What do you find most interesting/exciting about the AquaticPollutantsTransNet project, especially in WP1?

It allows me to work on emerging pollutants, water-borne pathogens and antimicrobial resistance – which are topics that are insufficiently considered in water resources management. Most action plans target pesticides and fertilisers but miss a large part of the pollution of our rivers, groundwaters and seas. Being involved in the project allows me to know better who the experts, organisations and networks are who deal with this pollution.


How would you describe the importance of stakeholder mapping and engagement?

Stakeholder mapping is a method to gather information about the organisations involved with a research topic, highlighting their roles and relations. It is helps you to reach outside of your regular contacts and get a better overview of all involved parties.

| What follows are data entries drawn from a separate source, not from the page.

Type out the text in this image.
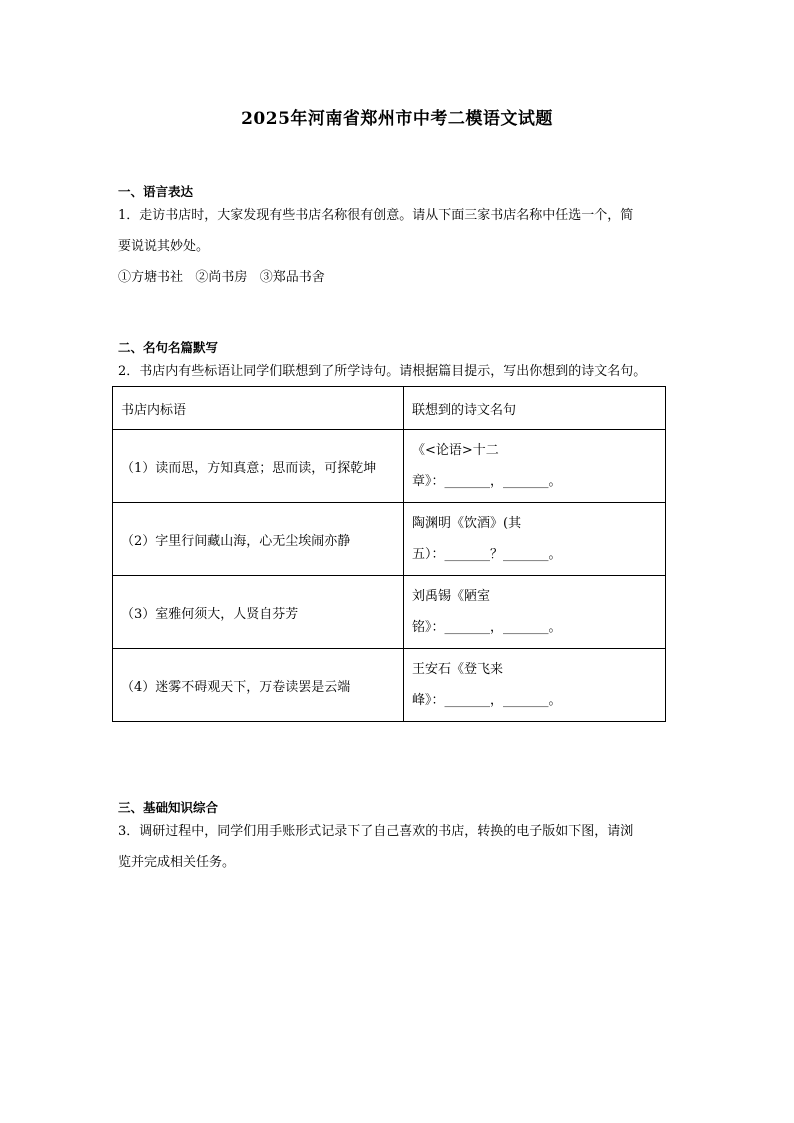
2025年河南省郑州市中考二模语文试题
一、语言表达
1．走访书店时，大家发现有些书店名称很有创意。请从下面三家书店名称中任选一个，简
要说说其妙处。
①方塘书社   ②尚书房   ③郑品书舍
二、名句名篇默写
2．书店内有些标语让同学们联想到了所学诗句。请根据篇目提示，写出你想到的诗文名句。
书店内标语	联想到的诗文名句
（1）读而思，方知真意；思而读，可探乾坤	《<论语>十二
章》：_______，_______。

（2）字里行间藏山海，心无尘埃闹亦静	陶渊明《饮酒》(其
五）：_______？_______。

（3）室雅何须大，人贤自芬芳	刘禹锡《陋室
铭》：_______，_______。

（4）迷雾不碍观天下，万卷读罢是云端	王安石《登飞来
峰》：_______，_______。
三、基础知识综合
3．调研过程中，同学们用手账形式记录下了自己喜欢的书店，转换的电子版如下图，请浏
览并完成相关任务。
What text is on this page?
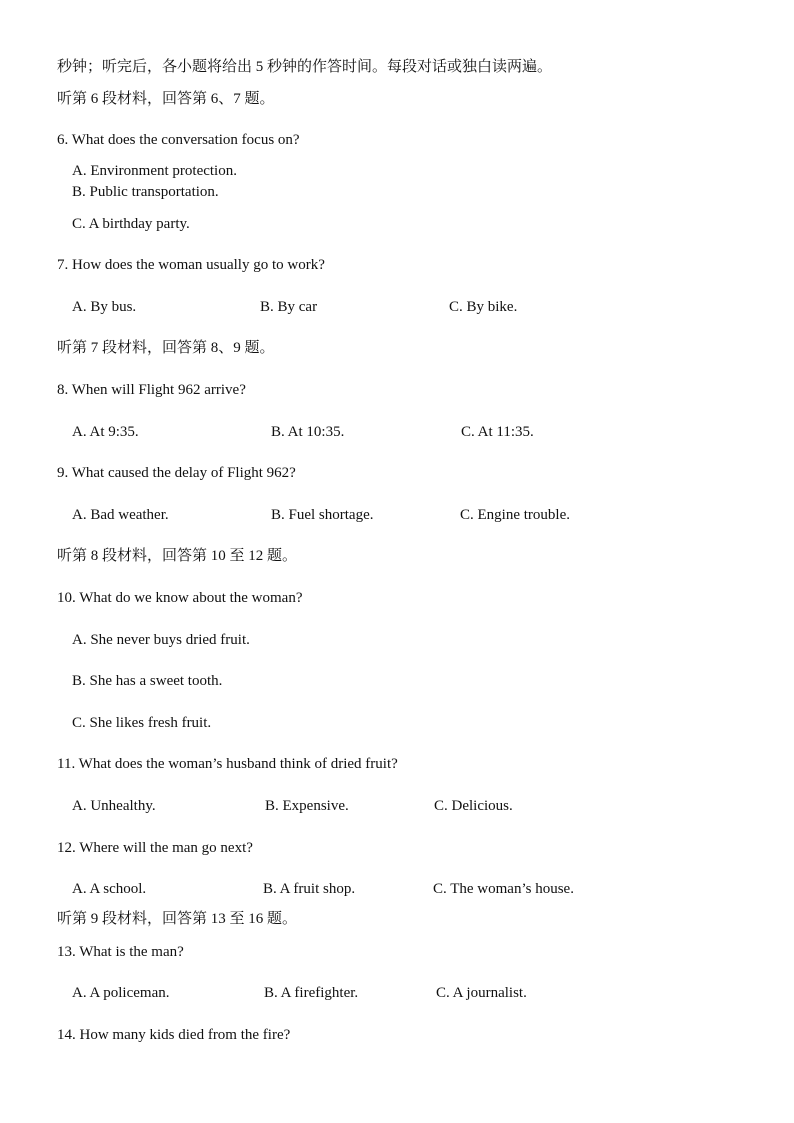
秒钟；听完后，各小题将给出 5 秒钟的作答时间。每段对话或独白读两遍。
听第 6 段材料，回答第 6、7 题。
6. What does the conversation focus on?
A. Environment protection.
B. Public transportation.
C. A birthday party.
7. How does the woman usually go to work?
A. By bus.	B. By car	C. By bike.
听第 7 段材料，回答第 8、9 题。
8. When will Flight 962 arrive?
A. At 9:35.	B. At 10:35.	C. At 11:35.
9. What caused the delay of Flight 962?
A. Bad weather.	B. Fuel shortage.	C. Engine trouble.
听第 8 段材料，回答第 10 至 12 题。
10. What do we know about the woman?
A. She never buys dried fruit.
B. She has a sweet tooth.
C. She likes fresh fruit.
11. What does the woman’s husband think of dried fruit?
A. Unhealthy.	B. Expensive.	C. Delicious.
12. Where will the man go next?
A. A school.	B. A fruit shop.	C. The woman’s house.
听第 9 段材料，回答第 13 至 16 题。
13. What is the man?
A. A policeman.	B. A firefighter.	C. A journalist.
14. How many kids died from the fire?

Engaging stakeholders allows you to take a wider view on your research topic into account, including economical constraints, social perceptions, policy and regulatory frameworks, etc. It is also a means to recognise experiences and local knowledge, in addition to the scientific expertise. Finally, involving poeple who use the natural resources in the drafting of an action plan or strategy is a sure way to make sure the implementation runs smoother and faster, as the measures will be more practical and legitimate.


What are, in your opinion, the main challenges for the identification of relevant stakeholders and their knowledge demands?

Compiling lists of stakeholders is harder when sectors are fragmented (many small companies or public organisations, instead of large ones) and decentralised, which is the case when dealing with CEC, AMR and pathogens. There are many small-scale factories, wastewater treatment plants, hospitals or farms that are sources of the pollutions, but there is no overarching authority for these activities. The known networks exist to coordinate the monitoring and research institutions, it is therefore easier to identify this type of stakeholders.


How can the TransNet project help the research projects with the identification and engagement with stakeholders?

We help the research projects by providing templates and guidance to list stakeholders, map them and identify the gaps. We are also interviewing some of them to understand their need for research results or data, for tools or methodologies. We also want to assess what the best method would be to communicate the research results to stakeholders in a more efficient way. The known networks coordinate both the monitoring and research institutions; it is therefore easier to identify stakeholders within these networks.